The only thing left to eat in my apartment this morning was quick oats. the irony does not escape me.
People often ask me if having cancer is a surreal experience. Can you imagine only having a year or two to live? Neither can I. I usually say that I've acclimated by now and grown accustomed to the "realness" of my situation. When I awoke today in my beloved apartment for the last time, third story sun shining through my big victorian windows, everything felt like another dimension. In a way, it was- I was waking up to my past. The life I lead before cancer is history, and I'm having a hard time letting go. I want to hold on with white-knuckled desperation because at 23 I was finally coming into my own, for the first time in my life. There was an inclination of something monumental just upon the horizon, and I was right, though it was not what I had expected. Because of this I've started to ruminate on fate, or purpose, or whatever you'd like to call it.

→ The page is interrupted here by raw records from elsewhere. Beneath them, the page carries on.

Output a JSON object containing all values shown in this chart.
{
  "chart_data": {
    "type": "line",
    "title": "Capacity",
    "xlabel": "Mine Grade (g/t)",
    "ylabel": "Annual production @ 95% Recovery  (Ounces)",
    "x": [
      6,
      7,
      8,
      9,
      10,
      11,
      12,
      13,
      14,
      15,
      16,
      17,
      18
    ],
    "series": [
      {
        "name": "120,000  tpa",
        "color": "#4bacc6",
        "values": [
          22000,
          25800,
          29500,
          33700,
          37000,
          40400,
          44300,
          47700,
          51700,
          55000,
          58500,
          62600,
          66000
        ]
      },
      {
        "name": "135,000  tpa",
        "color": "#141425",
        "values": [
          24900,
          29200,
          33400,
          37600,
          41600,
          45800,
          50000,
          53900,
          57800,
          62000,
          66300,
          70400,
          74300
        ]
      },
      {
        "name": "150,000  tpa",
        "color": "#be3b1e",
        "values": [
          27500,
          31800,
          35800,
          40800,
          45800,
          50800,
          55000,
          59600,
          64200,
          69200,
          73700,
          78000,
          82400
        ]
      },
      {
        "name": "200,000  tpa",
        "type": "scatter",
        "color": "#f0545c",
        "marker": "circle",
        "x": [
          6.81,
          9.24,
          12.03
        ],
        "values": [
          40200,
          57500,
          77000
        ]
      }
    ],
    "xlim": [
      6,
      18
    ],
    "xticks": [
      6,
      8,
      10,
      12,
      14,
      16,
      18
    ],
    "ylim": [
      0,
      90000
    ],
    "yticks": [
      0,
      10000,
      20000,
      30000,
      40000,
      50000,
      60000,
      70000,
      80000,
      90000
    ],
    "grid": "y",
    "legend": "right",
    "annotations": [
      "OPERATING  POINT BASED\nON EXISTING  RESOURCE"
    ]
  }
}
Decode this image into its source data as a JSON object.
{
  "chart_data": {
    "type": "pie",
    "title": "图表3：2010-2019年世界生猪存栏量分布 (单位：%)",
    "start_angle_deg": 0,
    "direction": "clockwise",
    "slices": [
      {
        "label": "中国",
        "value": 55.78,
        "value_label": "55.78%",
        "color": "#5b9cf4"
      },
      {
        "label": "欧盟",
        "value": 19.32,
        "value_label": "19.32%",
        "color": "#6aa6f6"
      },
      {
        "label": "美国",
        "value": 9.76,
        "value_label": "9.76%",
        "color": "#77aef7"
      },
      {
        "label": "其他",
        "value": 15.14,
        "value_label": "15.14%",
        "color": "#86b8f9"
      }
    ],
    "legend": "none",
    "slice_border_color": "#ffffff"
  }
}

I felt cancer coming intuitively, and now I believe it is a roadblock I am meant to overcome. My fate has more glorious and catastrophic things in store.
now you see it
now you don't.
Moving day is today. I've always loved the idea of leaving things behind to be found in old houses. I want to find something or leave something- little pieces of the past, a sentence to a story you'll never know. The idea of a legacy left behind, even to a stranger. Other people's lives fascinate me. I always thought I'd have a child eventually, and I could leave all my writings and odd things behind to be passed down. I'd be someone's crazy great-great-great grandmother that left all of her love-letters and ramblings. Now I'm faced with the very real possibility that this won't happen, that I'll die prematurely in some hospital bed and slowly be forgotten. My story will rot in a box somewhere, just as I will. Perhaps the only way for me to move on from this is to leave a part of me behind.
I need to pry up some floorboards and get to it.